Imaginem, diz ele, um mundo sem fronteiras, sem ódios religiosos, sem propriedade privada, sem ganância, sem fome
Se há uma palavra - e uma canção - que servem para evocar John Lennon, essa palavra é "Imagine", que, por coincidência, tem exatamente o mesmo sentido em inglês e português: um convite a devanear, a liberar a imaginação. E que, ao mesmo tempo, nos faz imaginar o cantor e compositor estupidamente assassinado naquele 8 de dezembro de 1980, quando recém havia completado 40 anos.
Quarenta anos atrás estávamos em 1968. Um ano que marcou a história da humanidade; um ano que, como diz o grande Zuenir Ventura no título de um livro já clássico (e que está sendo reeditado: não percam), não terminou. De certo modo continuamos vivendo 1968 e exatamente por causa do 40º aniversário vamos falar muito dele nos próximos meses.
Começaremos lembrando maio de 1968 na França, o ano da surpreendente rebelião, o ano em que os estudantes tomaram a cidade de Paris exigindo mudanças. Mais de 10 milhões de pessoas, jovens em sua maioria, tomaram as ruas, num movimento que começou quando estudantes da Universidade de Nanterre, liderados pelo então lendário Daniel Cohn-Bendit, foram expulsos por protestarem contra a Guerra do Vietnã. As universidades foram aderindo, inclusive a lendária Sorbonne. Slogans cobriam as paredes: "Seja realista, peça o impossível", "É proibido proibir" e, sobretudo, "Todo o poder à imaginação", expressando, de novo, o apelo mágico da palavra "imaginação". A agitação estudantil propagou-se pelo mundo inteiro e chegou ao Brasil, estão sob a ditadura militar. O governo não hesitou e proclamou o Ato Institucional número 5, restringindo ainda mais a liberdade de expressão e de reunião.
O ano de 1968 também foi decisivo para os Beatles e sobretudo para John Lennon. Naquele ano, os quatro rapazes de Liverpool resolveram tornar-se um grupo eminentemente profissional e fundaram a sua própria gravadora, a Apple Records. Em 1968 estreou o filme deles, Yellow Submarine. Mas foi também em 1968 que Lennon começou a viver com uma artista plástica chamada Yoko Ono, ainda hoje execrada por muitos fãs do quarteto, que vêem nela uma manipuladora que procurou tirar o máximo proveito da fama do marido.
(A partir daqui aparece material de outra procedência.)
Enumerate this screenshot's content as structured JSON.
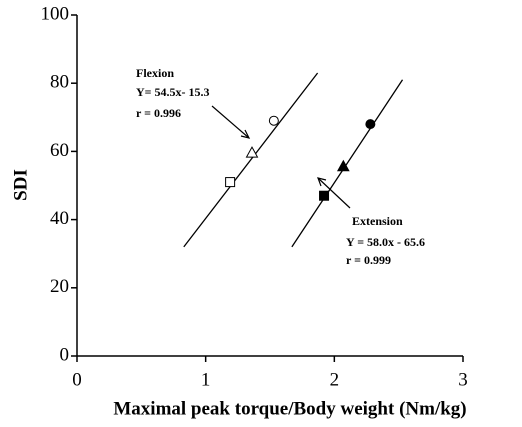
{
  "chart_data": {
    "type": "scatter",
    "x_label": "Maximal peak torque/Body weight (Nm/kg)",
    "y_label": "SDI",
    "xlim": [
      0,
      3
    ],
    "xticks": [
      0,
      1,
      2,
      3
    ],
    "ylim": [
      0,
      100
    ],
    "yticks": [
      0,
      20,
      40,
      60,
      80,
      100
    ],
    "color": "#000000",
    "series": [
      {
        "x": [
          1.19,
          1.36,
          1.53
        ],
        "values": [
          51,
          59.5,
          69
        ],
        "markers": [
          "square",
          "triangle",
          "circle"
        ],
        "filled": false
      },
      {
        "x": [
          1.92,
          2.07,
          2.28
        ],
        "values": [
          47,
          55.5,
          68
        ],
        "markers": [
          "square",
          "triangle",
          "circle"
        ],
        "filled": true
      }
    ],
    "fit_lines": [
      {
        "x": [
          0.83,
          1.87
        ],
        "values": [
          32,
          83
        ]
      },
      {
        "x": [
          1.67,
          2.53
        ],
        "values": [
          32,
          81
        ]
      }
    ],
    "annotations": [
      "Flexion",
      "Y=  54.5x- 15.3",
      "r = 0.996",
      "Extension",
      "Y = 58.0x - 65.6",
      "r = 0.999"
    ]
  }
}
Outros dizem que é preconceito pelo fato de Yoko ser oriental e que, na verdade, ela estimulou John a ter uma atitude engajada na problemática social. De fato, a lua-de-mel de ambos (num hotel da cadeia Hilton, no ano seguinte) foi um verdadeiro happening: permaneceram na cama por uma semana, recebendo a mídia das nove da manhã às nove da noite e fazendo pronunciamentos contra a guerra. Ainda em 1968, Lennon devolveu ao governo inglês uma condecoração que tinha recebido, como protesto contra o apoio que a Inglaterra dava aos Estados Unidos na Guerra do Vietnã. Certamente nessa época começou a nascer Imagine, lançada em 1971, um ano depois que os Beatles chegaram ao fim.
Como os rebeldes de Paris, John Lennon pede, em Imagine, que demos todo o poder à imaginação. Imaginem, diz ele, um mundo sem fronteiras, sem ódios religiosos, sem propriedade privada, sem ganância, sem fome. Ou seja: a utopia na pauta musical. Será que John Lennon acreditava nisso? Ele não era totalmente avesso ao dinheiro; confessava candidamente que queria ficar rico. O edifício no qual morava e diante do qual foi assassinado, o Dakota, é daqueles prédios tradicionais de gente rica em Nova York. Como seria hoje o sexagenário John Lennon? Um rebelde, um milionário ou um milionário-rebelde?
Na frente do Dakota há um pequeno monumento em homenagem a John Lennon. Nele, uma palavra só: "Imagine". É mais que suficiente. O resto é silêncio.